Yeşiller Partisi, 2020 Eylül’ünde kurulduğunu ilan etmişti. 110 kurucu üyenin bir araya geldiği partinin ilkelerini doğaya uyum, iklim krizi ile mücadele, barış ve şiddetsizlik, toplumsal cinsiyet eşitliği ve feminizm, küresel mücadele, yerel ve doğrudan demokrasi, sürdürülebilirlik, adil paylaşım, özgür yaşam ve çoğulculuk oluşturuyordu. Sloganları ise “Evimiz yanıyor! Bu yangını söndüreceğiz!” idi. 21 Eylül günü belgeleri hazırladılar, İçişleri Bakanlığı’nın ilgili birimine bizzat teslim ettiler ve ‘alındı’ belgesini beklemeye başladılar. Bir aradılar yok, iki aradılar yok. Önce birimde Covid-19 vakası çıktığı söylendi, sonra da çalışanların ofise gelmediği… Bu şekilde tam altı ay geçti ve Yeşiller Partisi bir türlü resmi olarak kurulamadı. Sonunda eşsözcüler Emine Özkan ve Koray Doğan Urbarlı, haklarını yargı yoluyla arayacaklarını ilan ettiler.Telefonu açan yok
Urbarlı ,Yeşil Gazete için kaleme aldığı yazıda “Biz politikadan geçtik ama fizikten kaldık” diyordu: “Bürokrasi bizi fizikten bıraktı. Bir birim düşünün. Hiçbir şekilde ulaşılamıyor. Ücra bir köşede de değil. TBMM’ye 100 metre, Genelkurmay’a 200 metre ama içinde kimse yok. Aylardır bir kişi asaleten orada telefon açamıyor.
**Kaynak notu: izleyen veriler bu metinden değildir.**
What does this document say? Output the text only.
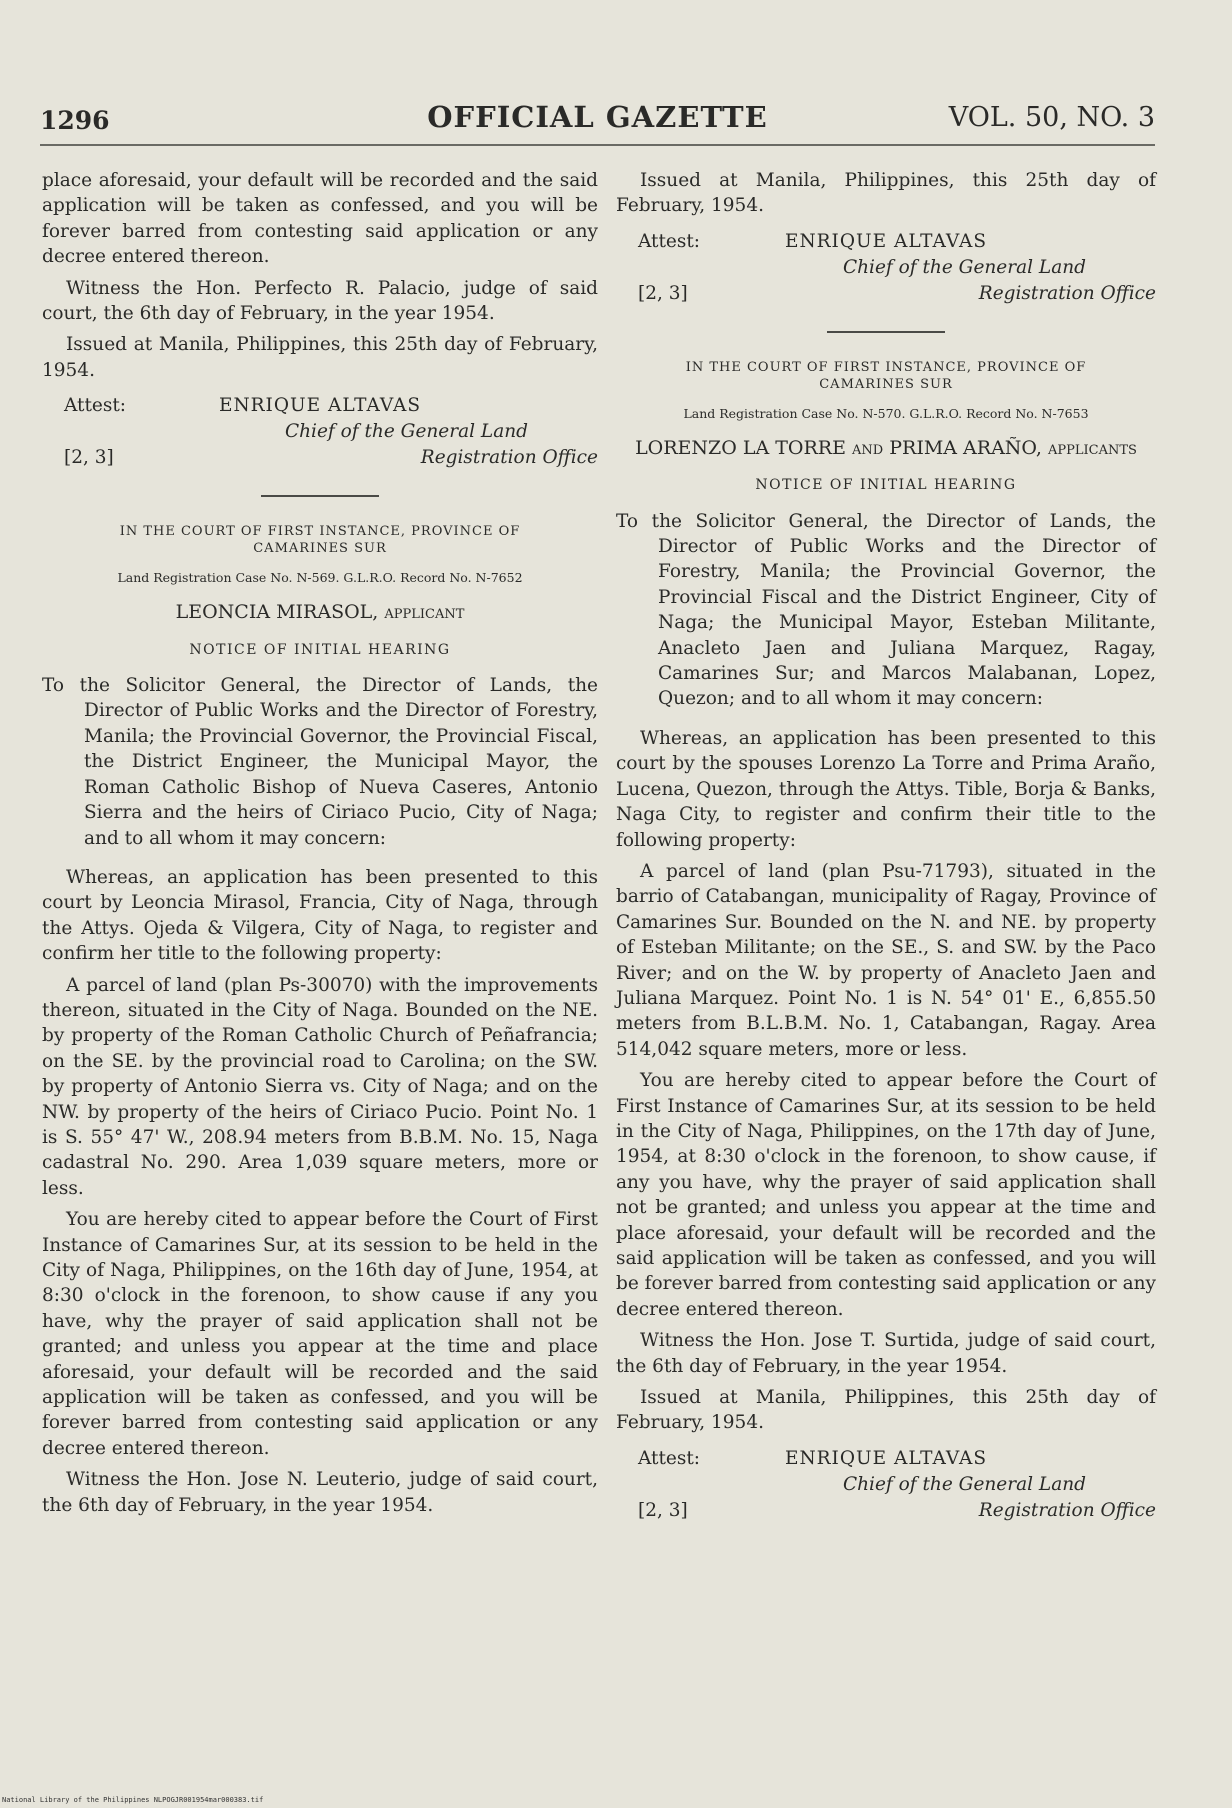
1296	OFFICIAL GAZETTE	VOL. 50, NO. 3

place aforesaid, your default will be recorded and the said application will be taken as confessed, and you will be forever barred from contesting said application or any decree entered thereon.

Witness the Hon. Perfecto R. Palacio, judge of said court, the 6th day of February, in the year 1954.

Issued at Manila, Philippines, this 25th day of February, 1954.

Attest:	ENRIQUE ALTAVAS
Chief of the General Land
Registration Office
[2, 3]
IN THE COURT OF FIRST INSTANCE, PROVINCE OF CAMARINES SUR
Land Registration Case No. N-569. G.L.R.O. Record No. N-7652
LEONCIA MIRASOL, applicant
NOTICE OF INITIAL HEARING

To the Solicitor General, the Director of Lands, the Director of Public Works and the Director of Forestry, Manila; the Provincial Governor, the Provincial Fiscal, the District Engineer, the Municipal Mayor, the Roman Catholic Bishop of Nueva Caseres, Antonio Sierra and the heirs of Ciriaco Pucio, City of Naga; and to all whom it may concern:

Whereas, an application has been presented to this court by Leoncia Mirasol, Francia, City of Naga, through the Attys. Ojeda & Vilgera, City of Naga, to register and confirm her title to the following property:

A parcel of land (plan Ps-30070) with the improvements thereon, situated in the City of Naga. Bounded on the NE. by property of the Roman Catholic Church of Peñafrancia; on the SE. by the provincial road to Carolina; on the SW. by property of Antonio Sierra vs. City of Naga; and on the NW. by property of the heirs of Ciriaco Pucio. Point No. 1 is S. 55° 47' W., 208.94 meters from B.B.M. No. 15, Naga cadastral No. 290. Area 1,039 square meters, more or less.

You are hereby cited to appear before the Court of First Instance of Camarines Sur, at its session to be held in the City of Naga, Philippines, on the 16th day of June, 1954, at 8:30 o'clock in the forenoon, to show cause if any you have, why the prayer of said application shall not be granted; and unless you appear at the time and place aforesaid, your default will be recorded and the said application will be taken as confessed, and you will be forever barred from contesting said application or any decree entered thereon.

Witness the Hon. Jose N. Leuterio, judge of said court, the 6th day of February, in the year 1954.

Issued at Manila, Philippines, this 25th day of February, 1954.

Attest:	ENRIQUE ALTAVAS
Chief of the General Land
Registration Office
[2, 3]
IN THE COURT OF FIRST INSTANCE, PROVINCE OF CAMARINES SUR
Land Registration Case No. N-570. G.L.R.O. Record No. N-7653
LORENZO LA TORRE and PRIMA ARAÑO, applicants
NOTICE OF INITIAL HEARING

To the Solicitor General, the Director of Lands, the Director of Public Works and the Director of Forestry, Manila; the Provincial Governor, the Provincial Fiscal and the District Engineer, City of Naga; the Municipal Mayor, Esteban Militante, Anacleto Jaen and Juliana Marquez, Ragay, Camarines Sur; and Marcos Malabanan, Lopez, Quezon; and to all whom it may concern:

Whereas, an application has been presented to this court by the spouses Lorenzo La Torre and Prima Araño, Lucena, Quezon, through the Attys. Tible, Borja & Banks, Naga City, to register and confirm their title to the following property:

A parcel of land (plan Psu-71793), situated in the barrio of Catabangan, municipality of Ragay, Province of Camarines Sur. Bounded on the N. and NE. by property of Esteban Militante; on the SE., S. and SW. by the Paco River; and on the W. by property of Anacleto Jaen and Juliana Marquez. Point No. 1 is N. 54° 01' E., 6,855.50 meters from B.L.B.M. No. 1, Catabangan, Ragay. Area 514,042 square meters, more or less.

You are hereby cited to appear before the Court of First Instance of Camarines Sur, at its session to be held in the City of Naga, Philippines, on the 17th day of June, 1954, at 8:30 o'clock in the forenoon, to show cause, if any you have, why the prayer of said application shall not be granted; and unless you appear at the time and place aforesaid, your default will be recorded and the said application will be taken as confessed, and you will be forever barred from contesting said application or any decree entered thereon.

Witness the Hon. Jose T. Surtida, judge of said court, the 6th day of February, in the year 1954.

Issued at Manila, Philippines, this 25th day of February, 1954.

Attest:	ENRIQUE ALTAVAS
Chief of the General Land
Registration Office
[2, 3]
National Library of the Philippines NLPOGJR001954mar000383.tif
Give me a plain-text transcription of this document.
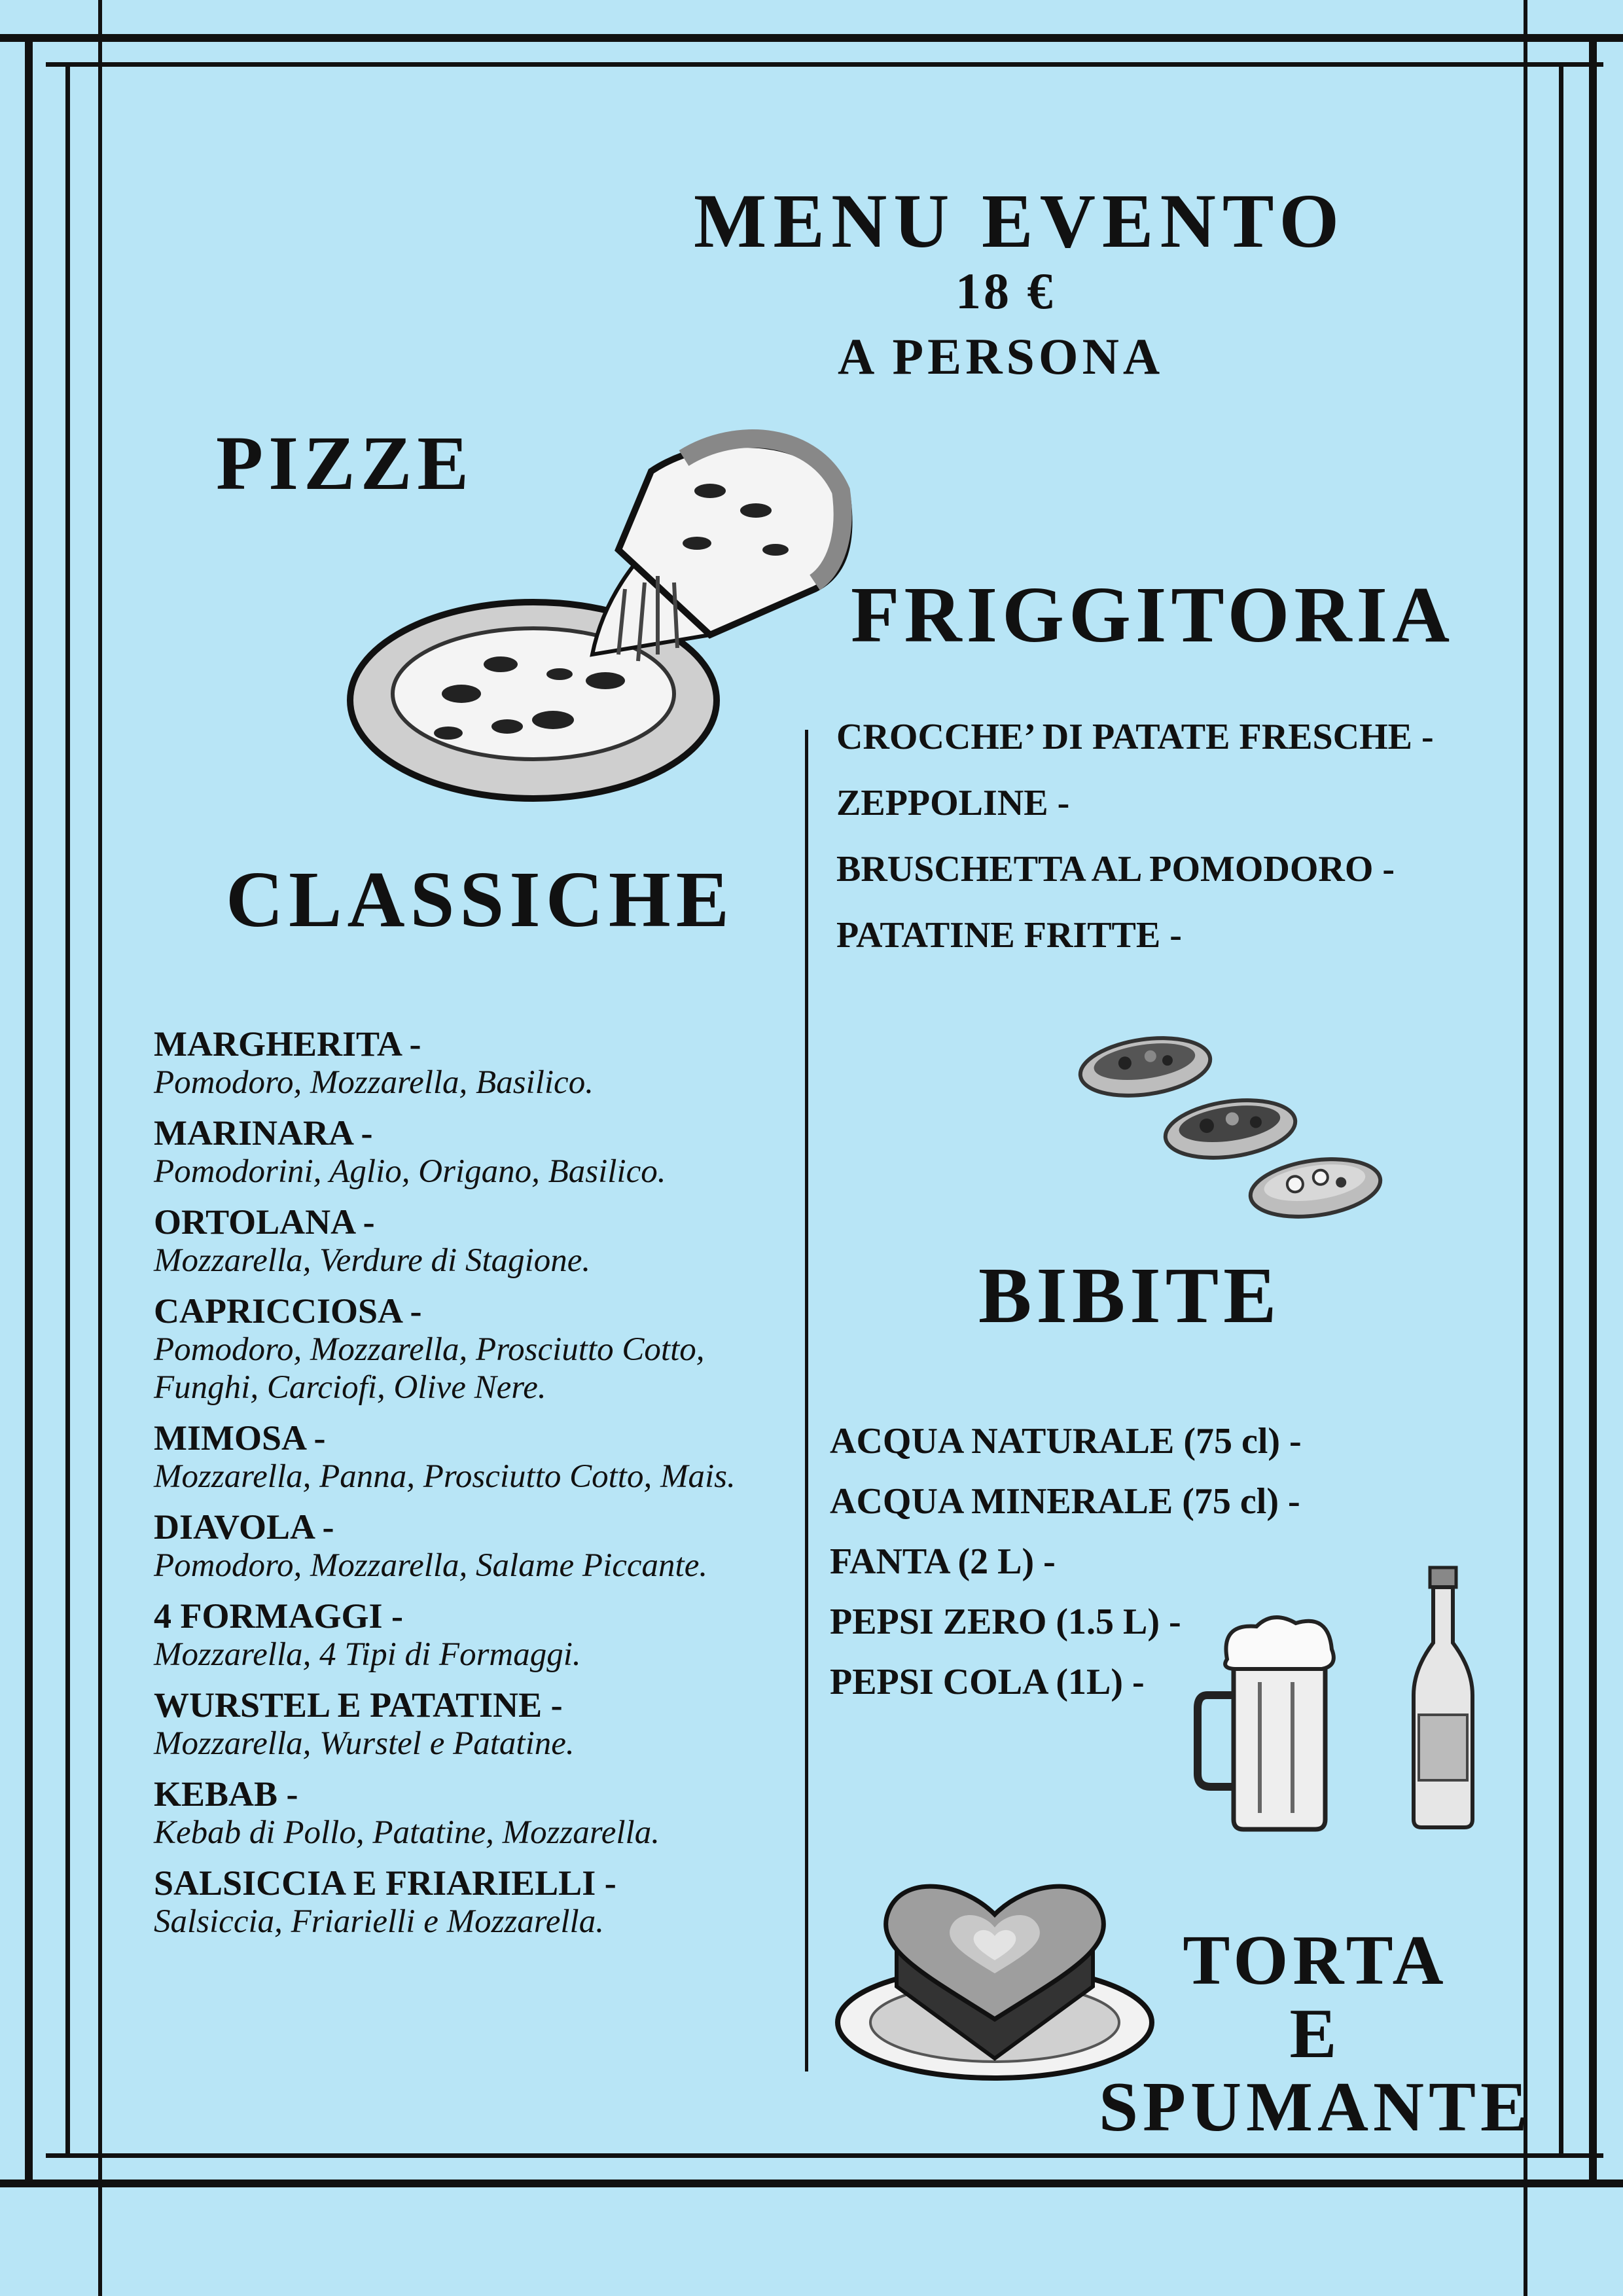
MENU EVENTO
18 €
A PERSONA
PIZZE
FRIGGITORIA
CLASSICHE
BIBITE
MARGHERITA -
Pomodoro, Mozzarella, Basilico.
MARINARA -
Pomodorini, Aglio, Origano, Basilico.
ORTOLANA -
Mozzarella, Verdure di Stagione.
CAPRICCIOSA -
Pomodoro, Mozzarella, Prosciutto Cotto, Funghi, Carciofi, Olive Nere.
MIMOSA -
Mozzarella, Panna, Prosciutto Cotto, Mais.
DIAVOLA -
Pomodoro, Mozzarella, Salame Piccante.
4 FORMAGGI -
Mozzarella, 4 Tipi di Formaggi.
WURSTEL E PATATINE -
Mozzarella, Wurstel e Patatine.
KEBAB -
Kebab di Pollo, Patatine, Mozzarella.
SALSICCIA E FRIARIELLI -
Salsiccia, Friarielli e Mozzarella.
CROCCHE’ DI PATATE FRESCHE -
ZEPPOLINE -
BRUSCHETTA AL POMODORO -
PATATINE FRITTE -
ACQUA NATURALE (75 cl) -
ACQUA MINERALE (75 cl) -
FANTA (2 L) -
PEPSI ZERO (1.5 L) -
PEPSI COLA (1L) -
TORTA
E
SPUMANTE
Zaten her 100 aramanızdan da 1 tanesi şans eseri açılıyor. Avukatlar giremiyor, parti eş sözcüleri giremiyor. Böyle bir devlet yapılanması olabilir mi? Yine klişeye başvuralım. Lafa gelince devamlılığın esas olduğu binlerce yıllık devlet geleneği Ankara’nın merkezinde bir telefonu açamıyor! Gizli bir yer değil bakın. Tüm vatandaşlara açık olması gereken, hiçbir özel ‘eş-dost’ ricasına gerek duyulmadan girilmesi, ulaşılması gereken bir yer burası. Tapu Dairesi gibi… Hastane gibi… Yargıtay Cumhuriyet Başsavcılığı verilerine göre şu anda Türkiye’de faaliyette olan 108 parti var. 109’uncu fazla mı geldi acaba? Yoksa bu Yeşiller Partisi’ne özgü bir tavır mı? Telefonda görüştüğüm Emine Özkan’a yönelttim bu soruyu. ‘Ülkede gittikçe sıkışan siyasi ortamın bizim payımıza düşen yansıması bu’ dedi cevaben; “Siyaset yapıp iktidarla tüm konularda aynı düşünmeyen her siyasi çizgi farklı şekillerde nasipleniyor bu süreçten. LGBTİ hareketi resmi açıklamalarda aile değerleriyle uyuşmuyor diye hedef gösteriliyor, sivil toplum kuruluşlarında örgütlenmek kanun değişiklikleri ile kısıtlanıyor, Ömer Faruk Gergerlioğlu gibi bir insan hakları savunucusu abdest alırken apar topar gözaltına alınıyor. Tüm bu örneklere bakarak başımıza gelen bu aksaklığı, Türkiye’nin daralan demokratik siyaset ortamından bağımsız düşünemiyoruz.” Konuyla ilgili görüşlerini almak için İçişleri Bakanlığı Genel Sekreterliği’ni defalarca aradımsa da telefon açılmadı.İlk deneme değil
Türkiye’de ilk Yeşiller Partisi 1988 yılında kuruldu. İlk genel başkanı 1977 Bülent Ecevit Hükümeti’nde Sağlık ve Sosyal Yardım Bakanı olan Celal Ertuğ’du. Ekolojiye, doğaya, kültürel değerlere ve insana zarar vermeyecek yatırımlar öngördüklerini; insan hak ve özgürlüklerini, barışı korumayı amaç edindiklerini söylüyorlardı. Parti programında ise var olan hiçbir siyasal düşünceden kaynaklanmayan, eski bir partinin yerini almadan doğdukları vurgusu vardı. “Putlaştırılmış liderlerin tepeden yönettiği geleneksel partilere karşı yeni bir siyasal model” olacaklardı. Ancak partinin ömrü uzun olmadı, 1994 yılında kesin hesaplarını yasaya uygun biçimde vermediği gerekçesiyle Anayasa Mahkemesi tarafından kapatıldı.